W przypadku szczególnego zagrożenia w prawidłowym funkcjonowaniu obiektów produkcyjnych i użyteczności publicznej przez zwierzynę starosta, w porozumieniu z Polskim Związkiem Łowieckim, może wydać decyzję o odłowie, odłowie wraz z uśmierceniem lub odstrzale redukcyjnym zwierzyny. Tak wynika z treści art. 45 ust. 3 ustawy Prawo łowieckie (pr.łow.). Redukcja zwierzyny na podstawie powołanego przepisu jest wykonywana w każdym czasie, czyli m.in. bez zachowania okresów ochronnych i kryteriów selekcji, co jest uzasadnione potrzebą ochrony przed zagrożeniem, jakie zwierzyna powoduje dla prawidłowego funkcjonowania obiektów produkcyjnych i użyteczności publicznej.

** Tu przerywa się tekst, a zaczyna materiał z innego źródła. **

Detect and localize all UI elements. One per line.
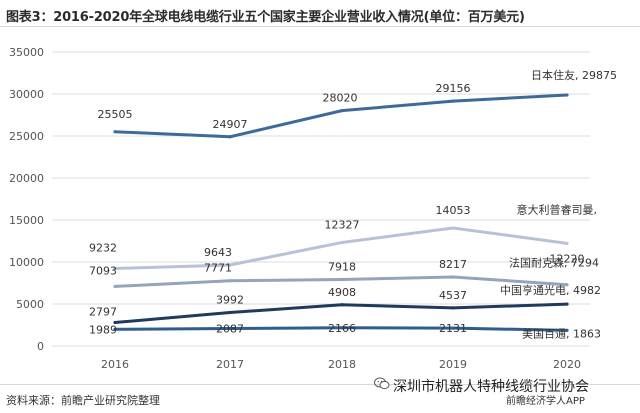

Przeczytaj również: Dziki w mieście to coraz większy problem samorządów

 

Decyzję wydaje starosta

Redukcyjny odłów (odstrzał) zwierzyny, o którym mowa w art. 45 ust. 3 pr.łow. odbywa się na podstawie decyzji wydanej przez starostę „w porozumieniu” z Polskim Związkiem Łowieckim. Jak wskazuje orzecznictwo sądów administracyjnych: „Istotą zaś porozumienia jest zgodność i jednolitość poglądów. Powyższe oznacza, że oba współdziałające organy muszą wypracować wspólne stanowisko co do rozstrzygnięcia w zakresie okoliczności wymagających uzgodnienia. Zakres uzgodnienia, którego dokonuje organ uzgadniający, obejmuje zwykle, o ile ustawodawca nie postanowi inaczej, treść decyzji, jaką ma wydać organ prowadzący postępowanie główne, a stanowisko zajęte przez organ uzgadniający przesądza o treści decyzji, która jest wydawana przez organ decydujący”. (por. wyrok Wojewódzkiego Sądu Administracyjnego w Gorzowie Wielkopolskim z 30 czerwca 2020 r., sygn. akt II SA/Go 53/20).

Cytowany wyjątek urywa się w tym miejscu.